In 1969, a group of these advocates met at Farish Street restaurant and went about incorporating a Mississippi affiliate of the ACLU.  After its founding, the ACLU of Mississippi prioritized racial justice, women’s rights and protecting the free speech of war protestors.

But it is important to acknowledge that the organization suffered from a profound racial split in 1977.

That year, the Ku Klux Klan attempted to hold a rally on public grounds in Harrison County. Local officials denied the request and the Klan turned to the ACLU of Mississippi for legal representation.

According to notes from Alison Steiner, a former board member, there was a heated debate within the ACLU Mississippi board on whether to take the case. All of the affiliate’s Black board members voted against it. However, enough of the white members voted yes and ACLU of Mississippi took the Klan's case. As a result, all of the Black members resigned from the board. Though the board later reversed their decision when the Klan sought to move their case from state to federal court, the damage was done.

I didn’t know this when I asked Constance Slaughter-Harvey to permit us to brand a new attorney position with her name, but Judge Slaughter-Harvey was one of the board members that left the ACLU of Mississippi.
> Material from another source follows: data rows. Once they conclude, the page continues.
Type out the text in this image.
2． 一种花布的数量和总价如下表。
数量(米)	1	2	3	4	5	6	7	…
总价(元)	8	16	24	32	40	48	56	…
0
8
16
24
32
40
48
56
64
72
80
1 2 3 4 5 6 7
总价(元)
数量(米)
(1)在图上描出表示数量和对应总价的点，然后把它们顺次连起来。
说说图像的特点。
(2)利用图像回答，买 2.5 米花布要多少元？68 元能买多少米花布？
She shared that with us and explained how deeply the organization lost the trust of Black Mississippians. 

Learning that shared history is even more confirmation that we need this partnership between the ACLU of Mississippi and Judge Slaughter-Harvey.

This is an opportunity to state the record of our work in Mississippi, while also demonstrating our office’s commitment to fighting for racial justice here at home. 

Our team has taken a very intentional approach to advancing racial justice and protecting voting rights.

Particularly, we have worked to increase our legal capacity to confront issues of racial discrimination and voting rights. We are currently leading voting rights litigation to ensure Black voting power is not diminished by gerrymandered legislative and Supreme Court Districts. We are representing residents from the historical Black Gulfport community of Turkey Creek as they appeal a state decision to allow the building of a military installation in their neighborhood. We also launched the Policing Accountability Project, an initiative that has resulted in two federal lawsuits against Lexington police and city officials.

We hope to make this a sustainable legal effort. We understand that we are not going to win, relying on the Courts alone. Our goal is to organize, especially the Black professional community, around these serious social justice issues. 

That’s why the ACLU of Mississippi has launched the Liberty Circle, a new racial justice donor fund. This is our effort to build and organize support of our racial justice legal advocacy. All contributions to the fund will support our racial justice litigation, including the employment of the Constance Slaughter-Harvey Staff Attorney position.

We are honored to have Judge Slaughter-Harvey’s support. Because of our shared past, we are grateful that she trusts our organization.

We still have work to do to assure Black Mississippians that racial justice is an ACLU priority. The only way to really accomplish that is to do the work and show up.